You might think there would be more guidance for the real world militaries, but I've found that there's more direct guidance for the fictional militaries. I think this is because fictional armies were developed specifically for wargames. Those game developers know exactly what you need to know to build your roster. It's often in the interest of the game developers to be so specific about their made-up armies that you're inspired to buy exactly the miniature they've developed for a specific role.

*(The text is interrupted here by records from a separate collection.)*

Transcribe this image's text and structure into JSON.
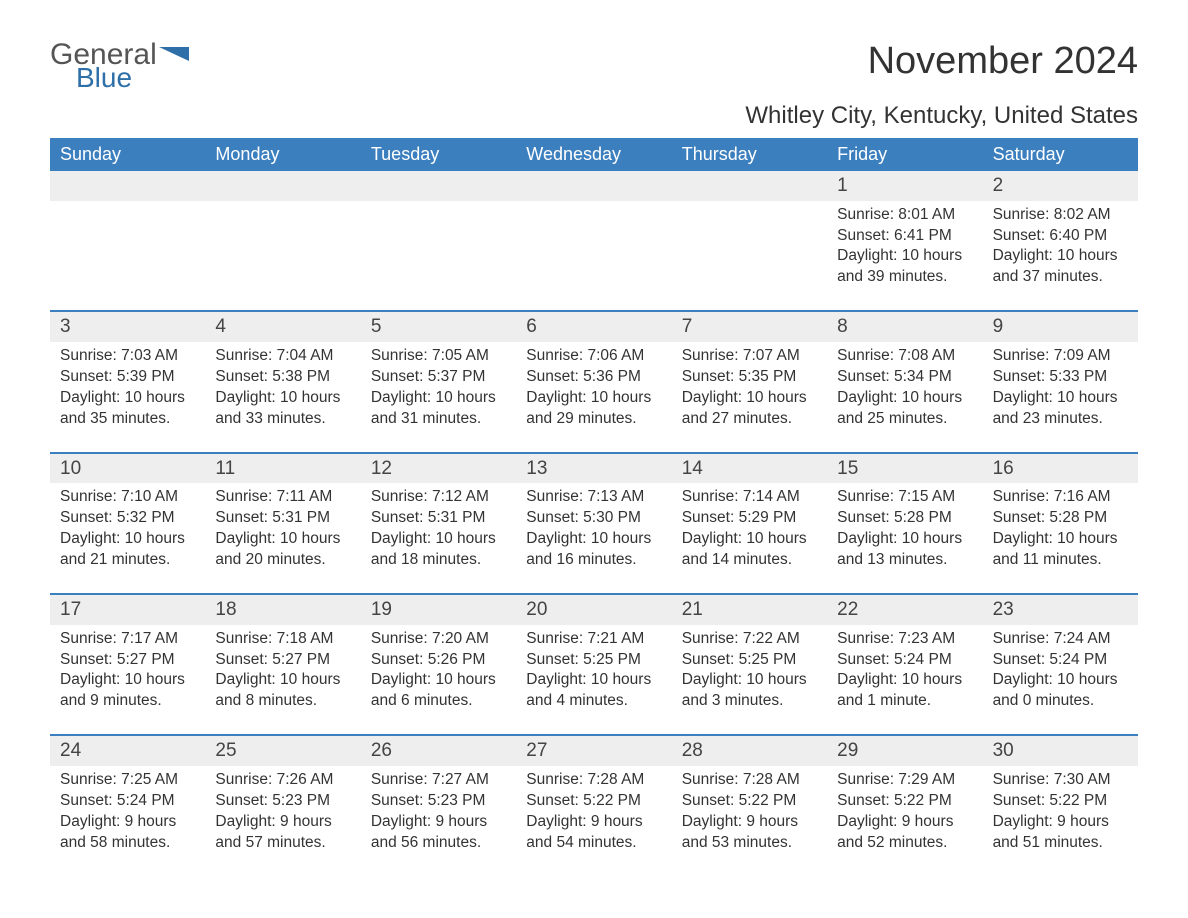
{
  "logo": {
    "word1": "General",
    "word2": "Blue"
  },
  "title": "November 2024",
  "location": "Whitley City, Kentucky, United States",
  "colors": {
    "header_bg": "#3b7fbf",
    "header_text": "#ffffff",
    "brand_blue": "#2f6fa8",
    "text": "#333333",
    "daynum_bg": "#eeeeee",
    "rule": "#3b7fbf"
  },
  "day_headers": [
    "Sunday",
    "Monday",
    "Tuesday",
    "Wednesday",
    "Thursday",
    "Friday",
    "Saturday"
  ],
  "leading_blanks": 5,
  "days": [
    {
      "n": "1",
      "sunrise": "Sunrise: 8:01 AM",
      "sunset": "Sunset: 6:41 PM",
      "daylight1": "Daylight: 10 hours",
      "daylight2": "and 39 minutes."
    },
    {
      "n": "2",
      "sunrise": "Sunrise: 8:02 AM",
      "sunset": "Sunset: 6:40 PM",
      "daylight1": "Daylight: 10 hours",
      "daylight2": "and 37 minutes."
    },
    {
      "n": "3",
      "sunrise": "Sunrise: 7:03 AM",
      "sunset": "Sunset: 5:39 PM",
      "daylight1": "Daylight: 10 hours",
      "daylight2": "and 35 minutes."
    },
    {
      "n": "4",
      "sunrise": "Sunrise: 7:04 AM",
      "sunset": "Sunset: 5:38 PM",
      "daylight1": "Daylight: 10 hours",
      "daylight2": "and 33 minutes."
    },
    {
      "n": "5",
      "sunrise": "Sunrise: 7:05 AM",
      "sunset": "Sunset: 5:37 PM",
      "daylight1": "Daylight: 10 hours",
      "daylight2": "and 31 minutes."
    },
    {
      "n": "6",
      "sunrise": "Sunrise: 7:06 AM",
      "sunset": "Sunset: 5:36 PM",
      "daylight1": "Daylight: 10 hours",
      "daylight2": "and 29 minutes."
    },
    {
      "n": "7",
      "sunrise": "Sunrise: 7:07 AM",
      "sunset": "Sunset: 5:35 PM",
      "daylight1": "Daylight: 10 hours",
      "daylight2": "and 27 minutes."
    },
    {
      "n": "8",
      "sunrise": "Sunrise: 7:08 AM",
      "sunset": "Sunset: 5:34 PM",
      "daylight1": "Daylight: 10 hours",
      "daylight2": "and 25 minutes."
    },
    {
      "n": "9",
      "sunrise": "Sunrise: 7:09 AM",
      "sunset": "Sunset: 5:33 PM",
      "daylight1": "Daylight: 10 hours",
      "daylight2": "and 23 minutes."
    },
    {
      "n": "10",
      "sunrise": "Sunrise: 7:10 AM",
      "sunset": "Sunset: 5:32 PM",
      "daylight1": "Daylight: 10 hours",
      "daylight2": "and 21 minutes."
    },
    {
      "n": "11",
      "sunrise": "Sunrise: 7:11 AM",
      "sunset": "Sunset: 5:31 PM",
      "daylight1": "Daylight: 10 hours",
      "daylight2": "and 20 minutes."
    },
    {
      "n": "12",
      "sunrise": "Sunrise: 7:12 AM",
      "sunset": "Sunset: 5:31 PM",
      "daylight1": "Daylight: 10 hours",
      "daylight2": "and 18 minutes."
    },
    {
      "n": "13",
      "sunrise": "Sunrise: 7:13 AM",
      "sunset": "Sunset: 5:30 PM",
      "daylight1": "Daylight: 10 hours",
      "daylight2": "and 16 minutes."
    },
    {
      "n": "14",
      "sunrise": "Sunrise: 7:14 AM",
      "sunset": "Sunset: 5:29 PM",
      "daylight1": "Daylight: 10 hours",
      "daylight2": "and 14 minutes."
    },
    {
      "n": "15",
      "sunrise": "Sunrise: 7:15 AM",
      "sunset": "Sunset: 5:28 PM",
      "daylight1": "Daylight: 10 hours",
      "daylight2": "and 13 minutes."
    },
    {
      "n": "16",
      "sunrise": "Sunrise: 7:16 AM",
      "sunset": "Sunset: 5:28 PM",
      "daylight1": "Daylight: 10 hours",
      "daylight2": "and 11 minutes."
    },
    {
      "n": "17",
      "sunrise": "Sunrise: 7:17 AM",
      "sunset": "Sunset: 5:27 PM",
      "daylight1": "Daylight: 10 hours",
      "daylight2": "and 9 minutes."
    },
    {
      "n": "18",
      "sunrise": "Sunrise: 7:18 AM",
      "sunset": "Sunset: 5:27 PM",
      "daylight1": "Daylight: 10 hours",
      "daylight2": "and 8 minutes."
    },
    {
      "n": "19",
      "sunrise": "Sunrise: 7:20 AM",
      "sunset": "Sunset: 5:26 PM",
      "daylight1": "Daylight: 10 hours",
      "daylight2": "and 6 minutes."
    },
    {
      "n": "20",
      "sunrise": "Sunrise: 7:21 AM",
      "sunset": "Sunset: 5:25 PM",
      "daylight1": "Daylight: 10 hours",
      "daylight2": "and 4 minutes."
    },
    {
      "n": "21",
      "sunrise": "Sunrise: 7:22 AM",
      "sunset": "Sunset: 5:25 PM",
      "daylight1": "Daylight: 10 hours",
      "daylight2": "and 3 minutes."
    },
    {
      "n": "22",
      "sunrise": "Sunrise: 7:23 AM",
      "sunset": "Sunset: 5:24 PM",
      "daylight1": "Daylight: 10 hours",
      "daylight2": "and 1 minute."
    },
    {
      "n": "23",
      "sunrise": "Sunrise: 7:24 AM",
      "sunset": "Sunset: 5:24 PM",
      "daylight1": "Daylight: 10 hours",
      "daylight2": "and 0 minutes."
    },
    {
      "n": "24",
      "sunrise": "Sunrise: 7:25 AM",
      "sunset": "Sunset: 5:24 PM",
      "daylight1": "Daylight: 9 hours",
      "daylight2": "and 58 minutes."
    },
    {
      "n": "25",
      "sunrise": "Sunrise: 7:26 AM",
      "sunset": "Sunset: 5:23 PM",
      "daylight1": "Daylight: 9 hours",
      "daylight2": "and 57 minutes."
    },
    {
      "n": "26",
      "sunrise": "Sunrise: 7:27 AM",
      "sunset": "Sunset: 5:23 PM",
      "daylight1": "Daylight: 9 hours",
      "daylight2": "and 56 minutes."
    },
    {
      "n": "27",
      "sunrise": "Sunrise: 7:28 AM",
      "sunset": "Sunset: 5:22 PM",
      "daylight1": "Daylight: 9 hours",
      "daylight2": "and 54 minutes."
    },
    {
      "n": "28",
      "sunrise": "Sunrise: 7:28 AM",
      "sunset": "Sunset: 5:22 PM",
      "daylight1": "Daylight: 9 hours",
      "daylight2": "and 53 minutes."
    },
    {
      "n": "29",
      "sunrise": "Sunrise: 7:29 AM",
      "sunset": "Sunset: 5:22 PM",
      "daylight1": "Daylight: 9 hours",
      "daylight2": "and 52 minutes."
    },
    {
      "n": "30",
      "sunrise": "Sunrise: 7:30 AM",
      "sunset": "Sunset: 5:22 PM",
      "daylight1": "Daylight: 9 hours",
      "daylight2": "and 51 minutes."
    }
  ]
}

Real history, though, is messy and confusing and it doesn't exist only so you can waste an afternoon replaying it as a game. You have to do your research. You have to find rules that you like. You have to build an army that suits those rules and that aligns with what actually happened. It's a different kind of puzzle than the one you get with fictional wargames, and it's kind of exciting for it.

What's also exciting is that once you understand it, you can fictionalize real world histories. It's not written anywhere that fish people or vampires can't attack your roman army. Ghouls can attack your Egyptians as a mummy's revenge. You could send your ancient Egyptians into space, you can have Romans battle Cthulhu's horde of Shoggoths and Gibbering Mouthers. There are all kinds of variations you can do on the real world history you've learned in your research, and it's a whole new game all over again.

Like plain wargaming, historical wargaming is, as it turns out, a lot of fun. If you've only played in a fictional setting, consider trying out a historical one. You may not change history, but you can at least pretend like you have.